In 1979, Dr. Kamel Mohanna founded the NGO Amel International in Lebanon. While the country is still in crisis, the organization now has 50 aid centers and 1,800 workers. Amel France’s branch is located in Grenoble, and it recently welcomed the Lebanese pediatrician, who studied in the Alpine capital. An encounter.
“Positive thinking and unwavering optimism.” This is one of the core beliefs of Amel International, a Lebanese non-governmental organization (NGO). Its president and founder, Kamel Mohanna, embodies this philosophy, as do all those who keep this organization alive—a presence since 1979 to respond to the successive crises that have hit Lebanon. Like a glimmer of hope in the midst of war, the wounded, and displaced populations…
PUTTING PEOPLE FIRST
Amel’s French branch is located in Grenoble and operates through the association Humacoop – Amel France, chaired by Dr. Guy Caussé. A few days ago, Dr. Mohanna visited and gave a lecture on the Middle East in this city he knows well, and where he ended up almost by chance to study medicine. “On the boat that brought me to France, with a friend, we wrote down three cities on a piece of paper: Grenoble, Amiens, and Nantes, and we drew one at random. The first name that came up was Grenoble,” he recalls. Just as he still remembers the freezing early mornings on the Saint-Martin-d’Hères campus, when he would hop on his bicycle.
After studying in Tours and returning to Grenoble, Kamel Mohanna became a pediatrician and got involved in Lebanese student associations.
Back home, he opened his pediatric practice and soon found himself treating those wounded by armed conflicts. In 1979, in response to the Israeli army’s invasion of southern Lebanon a year earlier, he co-founded Amel, a non-sectarian NGO, along with a group of doctors, journalists, and activists.
“The real launch of Amel was in 1982, after the second Israeli invasion. Very quickly, we became the largest organization during the war, with 29 centers, 30 ambulances, and 3 field hospitals. Doctors Without Borders and Médecins du Monde came to Lebanon through Amel. We evacuated 1,200 wounded to American hospitals with the ADC (American Arab Anti-Discrimination Committee), 550 were sent to France with Bernard Kouchner, then Minister of Foreign Affairs, and we fitted 400 prosthetics with the help of the Dutch government.”

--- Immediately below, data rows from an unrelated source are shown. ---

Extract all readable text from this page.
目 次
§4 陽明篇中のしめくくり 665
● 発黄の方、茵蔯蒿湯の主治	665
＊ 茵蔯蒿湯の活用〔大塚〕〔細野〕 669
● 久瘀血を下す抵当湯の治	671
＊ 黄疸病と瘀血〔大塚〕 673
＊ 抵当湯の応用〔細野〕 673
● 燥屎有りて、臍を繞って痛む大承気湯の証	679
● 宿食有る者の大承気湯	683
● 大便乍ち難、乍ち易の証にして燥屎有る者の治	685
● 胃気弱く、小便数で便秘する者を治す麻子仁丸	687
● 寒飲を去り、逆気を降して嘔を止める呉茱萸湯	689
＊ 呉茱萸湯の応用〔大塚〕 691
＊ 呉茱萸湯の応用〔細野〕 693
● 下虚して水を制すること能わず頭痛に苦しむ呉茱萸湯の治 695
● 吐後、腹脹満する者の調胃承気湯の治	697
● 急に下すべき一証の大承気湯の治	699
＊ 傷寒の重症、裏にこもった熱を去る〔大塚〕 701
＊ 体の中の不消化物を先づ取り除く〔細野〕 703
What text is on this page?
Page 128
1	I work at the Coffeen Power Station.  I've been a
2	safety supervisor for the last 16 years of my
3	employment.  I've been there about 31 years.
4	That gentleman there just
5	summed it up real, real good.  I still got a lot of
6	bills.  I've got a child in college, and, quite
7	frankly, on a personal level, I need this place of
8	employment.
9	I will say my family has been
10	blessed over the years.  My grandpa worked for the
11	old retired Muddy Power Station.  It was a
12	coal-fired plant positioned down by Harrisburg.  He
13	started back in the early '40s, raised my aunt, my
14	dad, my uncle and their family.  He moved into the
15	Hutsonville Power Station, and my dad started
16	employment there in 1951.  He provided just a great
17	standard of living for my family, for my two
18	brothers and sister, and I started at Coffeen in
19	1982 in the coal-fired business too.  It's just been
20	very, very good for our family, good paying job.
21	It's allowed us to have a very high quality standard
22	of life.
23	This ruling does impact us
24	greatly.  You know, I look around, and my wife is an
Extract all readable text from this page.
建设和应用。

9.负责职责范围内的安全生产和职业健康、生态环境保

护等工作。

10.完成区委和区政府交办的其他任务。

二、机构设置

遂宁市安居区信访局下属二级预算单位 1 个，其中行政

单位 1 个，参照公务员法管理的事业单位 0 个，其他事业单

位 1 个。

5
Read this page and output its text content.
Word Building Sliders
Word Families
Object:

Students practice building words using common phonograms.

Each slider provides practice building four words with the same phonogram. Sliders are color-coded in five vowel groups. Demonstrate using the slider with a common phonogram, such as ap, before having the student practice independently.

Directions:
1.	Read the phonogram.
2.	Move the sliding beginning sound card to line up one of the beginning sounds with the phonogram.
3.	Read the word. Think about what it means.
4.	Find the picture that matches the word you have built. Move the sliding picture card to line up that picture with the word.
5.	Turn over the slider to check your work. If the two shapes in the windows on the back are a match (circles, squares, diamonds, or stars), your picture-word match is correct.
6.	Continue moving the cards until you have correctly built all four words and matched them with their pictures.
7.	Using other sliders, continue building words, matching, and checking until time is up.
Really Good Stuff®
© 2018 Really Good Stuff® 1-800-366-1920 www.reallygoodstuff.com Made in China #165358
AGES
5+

For 55 years, the country has continued to live in a state of emergency, grappling with economic crises and deep political divisions. Amel International has therefore continued its work and today operates 50 centers, employs 1,800 workers—85% of whom are women—along with 500 volunteers and 24 mobile clinics.
“We provide a service rooted in the culture of solidarity, not charity, and we uphold human rights: the right to speak, to justice, to education, to a healthy environment.” — Dr. Kamel Mohanna
“We are independent and accepted by everyone, because our vision is to put people at the center,” emphasizes Dr. Mohanna. “We fight for human dignity and freedom.” The NGO’s roadmap is therefore humanitarian. There is, of course, emergency relief. But also service, development, and purpose… “We provide services within a culture of solidarity, not charity. And we uphold human rights: the right to speak, to justice, to education, to the environment…”
The NGO’s president also highlights the 3Ps that guide Amel’s actions: Principle, Position, Practice. “We think, we speak, and we act—we’re grounded in the real world.”
This was evident in recent months, when civil society organizations mobilized during an emergency: “Last September, 1.2 million people were displaced in just two days during the conflict. That’s a quarter of the population. Sixty to seventy percent of our staff were displaced from the South and the Bekaa Valley to Beirut. The next day, those nurses, teachers, etc., were already working in collective shelters and facilities to help the displaced. The humility of the displaced is something new. We’ve called it social cohesion—it’s a glimmer of hope.” A hope that calls for others, “for a fairer distribution of wealth, for a state of social justice, for the fight against climate change…”—all causes that Dr. Mohanna passionately advocates for.
“As a doctor, it’s inhumane to live for 55 years in a state of emergency. And it’s not over yet,” he concludes. “Back home, we have a saying: what’s the ultimate form of optimism? A Lebanese person telling you ‘see you tomorrow!’” he says with a smile. “That’s why we’re so resilient—we’re always prepared for the worst.”